Small tree, 3–8(–10) m, with dense, compact crown. Bark of trunk and major branches grey, thick, chequered with squarish plates, red and peeling on smaller branches and twigs. Leaves lanceolate, more broadly so in the south, (2.5–)3–7.5(–9) × (1–)1.8–3(–4) cm, base usually tapered, apex acute to slightly acuminate, margins entire (sometimes serrate on vigorous sprouts), coriaceous, glossy olive green green above, lighter green beneath, glabrous on both surfaces; petiole 2–3 cm, often red. Inflorescence a cluster of racemes, often dense, pedicels densely hairy, lengthening to 1.6 cm in fruit. Flowers held obliquely above or below the horizontal; corolla urceolate, 5–6 mm, creamy white, ovary glabrous; flowering from early March in the south, typically May to June in the north. Fruits rounded, 6–9 mm across, ripening to a rich blackish red in August to October. (Sørensen 1995, Sørensen 2009, Grimshaw & Bayton 2009).

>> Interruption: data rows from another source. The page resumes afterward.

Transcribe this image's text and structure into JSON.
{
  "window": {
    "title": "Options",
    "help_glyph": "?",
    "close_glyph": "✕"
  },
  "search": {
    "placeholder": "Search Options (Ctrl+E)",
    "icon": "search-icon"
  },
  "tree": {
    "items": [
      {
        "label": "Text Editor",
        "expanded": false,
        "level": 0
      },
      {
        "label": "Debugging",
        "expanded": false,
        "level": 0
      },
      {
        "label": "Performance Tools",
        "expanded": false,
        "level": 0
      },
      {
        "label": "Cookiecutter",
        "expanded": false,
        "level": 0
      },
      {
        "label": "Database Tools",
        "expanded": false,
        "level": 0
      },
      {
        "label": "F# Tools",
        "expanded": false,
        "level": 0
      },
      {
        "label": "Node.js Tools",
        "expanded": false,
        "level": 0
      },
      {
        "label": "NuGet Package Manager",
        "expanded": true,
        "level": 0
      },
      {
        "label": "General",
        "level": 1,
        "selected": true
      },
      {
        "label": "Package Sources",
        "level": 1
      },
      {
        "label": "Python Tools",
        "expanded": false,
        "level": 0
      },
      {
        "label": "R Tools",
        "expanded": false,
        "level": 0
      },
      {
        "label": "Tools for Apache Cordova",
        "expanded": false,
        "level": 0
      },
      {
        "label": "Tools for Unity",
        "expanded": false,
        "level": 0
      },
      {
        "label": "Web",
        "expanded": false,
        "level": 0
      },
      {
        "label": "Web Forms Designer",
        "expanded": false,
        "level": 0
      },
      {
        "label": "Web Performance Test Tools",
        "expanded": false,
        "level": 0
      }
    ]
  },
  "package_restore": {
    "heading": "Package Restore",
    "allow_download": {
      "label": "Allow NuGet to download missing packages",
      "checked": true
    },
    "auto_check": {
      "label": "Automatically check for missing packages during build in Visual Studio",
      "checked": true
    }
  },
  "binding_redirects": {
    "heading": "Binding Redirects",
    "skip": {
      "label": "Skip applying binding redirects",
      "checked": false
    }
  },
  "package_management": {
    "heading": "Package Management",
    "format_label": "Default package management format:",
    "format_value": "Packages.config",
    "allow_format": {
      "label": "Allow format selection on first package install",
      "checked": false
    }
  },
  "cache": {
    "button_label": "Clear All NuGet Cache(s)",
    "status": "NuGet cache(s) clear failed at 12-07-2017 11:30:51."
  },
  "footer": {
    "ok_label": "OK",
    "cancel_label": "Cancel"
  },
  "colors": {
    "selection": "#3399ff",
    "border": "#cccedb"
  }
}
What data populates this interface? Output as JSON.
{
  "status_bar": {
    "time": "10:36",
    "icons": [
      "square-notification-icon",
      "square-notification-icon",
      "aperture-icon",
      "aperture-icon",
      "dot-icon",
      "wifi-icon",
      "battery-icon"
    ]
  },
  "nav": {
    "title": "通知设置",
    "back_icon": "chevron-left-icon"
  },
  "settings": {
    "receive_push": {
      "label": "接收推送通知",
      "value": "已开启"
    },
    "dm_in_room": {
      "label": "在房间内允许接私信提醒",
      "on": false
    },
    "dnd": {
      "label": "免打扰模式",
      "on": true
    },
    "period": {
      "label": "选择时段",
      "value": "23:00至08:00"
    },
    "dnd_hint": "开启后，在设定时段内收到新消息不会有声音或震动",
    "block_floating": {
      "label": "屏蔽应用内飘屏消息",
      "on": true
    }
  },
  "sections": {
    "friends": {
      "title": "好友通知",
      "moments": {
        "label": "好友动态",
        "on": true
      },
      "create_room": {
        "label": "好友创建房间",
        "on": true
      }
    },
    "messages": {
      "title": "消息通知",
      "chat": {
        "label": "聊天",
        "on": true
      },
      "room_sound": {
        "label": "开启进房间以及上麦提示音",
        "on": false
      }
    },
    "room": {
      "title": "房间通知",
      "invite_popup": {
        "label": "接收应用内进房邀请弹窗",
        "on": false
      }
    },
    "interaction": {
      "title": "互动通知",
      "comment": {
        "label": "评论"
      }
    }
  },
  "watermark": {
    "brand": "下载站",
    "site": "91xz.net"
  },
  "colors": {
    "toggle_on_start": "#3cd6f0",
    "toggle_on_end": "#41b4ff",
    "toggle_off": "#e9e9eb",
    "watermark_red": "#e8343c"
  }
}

Distribution  Mexico Sierra Madre Occidental from Sonora and Chihuahua south to Jalisco United States SE Arizona, SW New Mexico

Habitat Forest along seasonal waterways in north, southward in seasonally dry montane zone with Pinus, Quercus, Arctostaphylos, and other Arbutus, 1500–2400 m.

USDA Hardiness Zone 8-9

RHS Hardiness Rating H4

Conservation status Least concern (LC)

Essentially a western Mexican species, just crossing the border into the southwestern United States, this is an undeservedly rare species in cultivation. Greater experimentation, and introduction of northerly material from the highest elevations are beginning to establish Arbutus arizonica in the US Pacific States (Grimshaw & Bayton 2009, Hogan 2008), where it is ‘much more garden tolerant’ than A. menziesii (One Green World 2021). It also has untapped potential for the Atlantic fringe of Europe.

The Arizona Madrone is distinguished from other species in the Americas by its combination of glabrous leaves, tapered at the base, with bark which peels in strips only on young, thin branches, the mature bark making chequered plates. Characteristically a tree of open oak-pine forest (Brown 1982), it is drought tolerant and survives fire by resprouting from epicormic buds (Barton 2009). The US champion grows in Santa Cruz Co., AZ (9.8 m × 340 cm, 2020 – American Forests 2021).

Collections made by Oregon nurseryman Sean Hogan in the Chiricahuan Mountains of SE Arizona (S.B. Hogan 4926 & 4939 of 1991) have proved significant (Grimshaw & Bayton 2009). Trees from both these collections are well established at the University of California Botanical Garden, Berkeley (University of California Botanical Garden 2021), and are increasingly offered by nurseries in California, Oregon and the desert southwest, marketed for street and xeric plantings (Cistus Nursery 2021, One Green World 2021).

Natural hybrids between A. arizonica and A. xalapensis are suspected in the Animas Mountains of New Mexico, where they make limited contact (Sørensen 2009).